What we do - Local Community
Locally clubs seeks to identify community needs and then to work with the community to bring lasting improvements.
While most clubs develop a wide range of projects many participate in / support the following:
Trees for Survival
Started by Rotary Club of Pakuranga but now a Rotary supported organisations with close Rotary links, Trees for Survival is an environmental education programme which involves young people growing and planting native trees to restore natural habitats by helping landowners revegetate erosion prone land, improve stream flow and water quality and increase biodiversity. The Trees for Survival programme creates community partnerships by engaging schools, their community, local businesses and Councils all working together to restore our natural heritage.
For further details see: http://www.tfsnz.org.nz/
Usbourne Pictorial Dictionaries
To improve literacy and understanding in Primary School children, by providing them individually, with their own comprehensive illustrated dictionary. The original project was aimed at providing year 4 students in low decile schools in our district with their own dictionary. As students with low literacy skills are found in all schools, many clubs link with schools with higher deciles and students above Year 4. The dictionary is seen as a gift to each child that will be taken into the home and become a reference for all family members.
The Dictionary project was instigated in the 2008-9 Rotary year following an initiative of Past RI President Bill Boyd who had seen the benefits of a similar project in the USA during his year of Presidency. Bill’s club (Pakuranga) in D9920 adopted the project and organises it on a nationwide basis. To date dictionaries with a retail value of nearly $3 million have been distributed throughout New Zealand.
Stroke Foundation: Big New Zealand Blood Pressure Check
The Big New Zealand Blood Pressure Check takes place every October. This involves volunteers from Rotary, St John and Wellington Free who offer blood pressure checks at local Pak ‘n Save and New World supermarkets. The campaign is organised by the Rotary Zone Communications Committee (ROZCOM)
For further details see: http://www.stroke.org.nz/stroke-blood-pressure-campaign
Started by Rotary in 1971 but now a Rotary supported organisations with close Rotary links, Cure Kids aims for a healthy childhood for everyone, focusing on raising funds to enable high-impact medical research to find the cures for children in need. The funds go to supporting specialist researchers in solutions to serious medical issues affecting children. Many Rotary clubs donate to Cure Kids and Rotarians take part in their fundraising events including clubs supporting the annual Red Nose Day. The Rotary involvement in Red Nose Day is organised by the Rotary Zone Communications Committee (ROZCOM)
For further details see: www.curekids.org.nz
This a wide ranging topic but Vocational Service is one of the five avenues of service. It is the essence of Rotary and what sets Rotarian's apart from other service organisations and many clubs have projects relevant to the the following or a part of other associated projects such as literacy or other youth projects. It is set out in the Second Object of Rotary...
High ethical Standards in business and professions; the recognition of the worthiness of all useful occupations; and the dignifying of each Rotarian's occupation as an opportunity to serve society.

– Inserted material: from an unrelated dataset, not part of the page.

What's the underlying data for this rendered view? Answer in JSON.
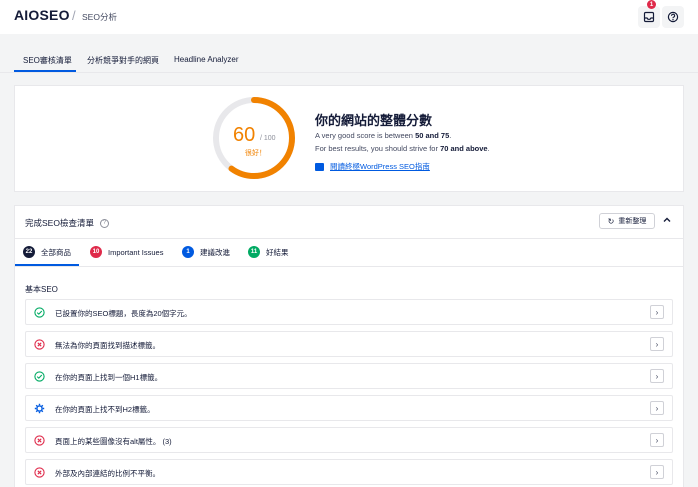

So it is Rotarian's efforts and behaviours within their vocations and business to
- foster and guide adherence to honesty, accountability, fairness, integrity and respect with all employers, employees, associates, competitors and the public;
- take the opportunity individually and collectively to contribute their vocational talents to the problems and needs of society.
Vocational Training Teams is another large area - see International Community.
This is Rotary's only programme for seniors. Probus clubs can only be formed by a Rotary club but thereafter are self-governing and autonomous from Rotary although most founding clubs retain some association. Probus is all about Friendship, Fellowship and Fun in retirement. Probus provides those over 55yo with the opportunity to join together in clubs and to progress healthy minds and active bodies through social interaction and activities with retirees in their community opening the door to new experiences and friendships and enabling people to stay active by participating in a wide range of activities and explore their community, their country or the world.
For further details see: http://www.probussouthpacific.org/tags/NZ
The mission? To raise upwards of $150,000 to $200,000 for the Breathing Space Southland Trust, which oversees a night shelter established in 2013 for Invercargill’s homeless.
A number of clubs in Invercargill joined forces for this project where there was an emphasis on Rotarians contributing their vocational skills in the organisation and building of the houses and only paying for professional services to fill skill gaps.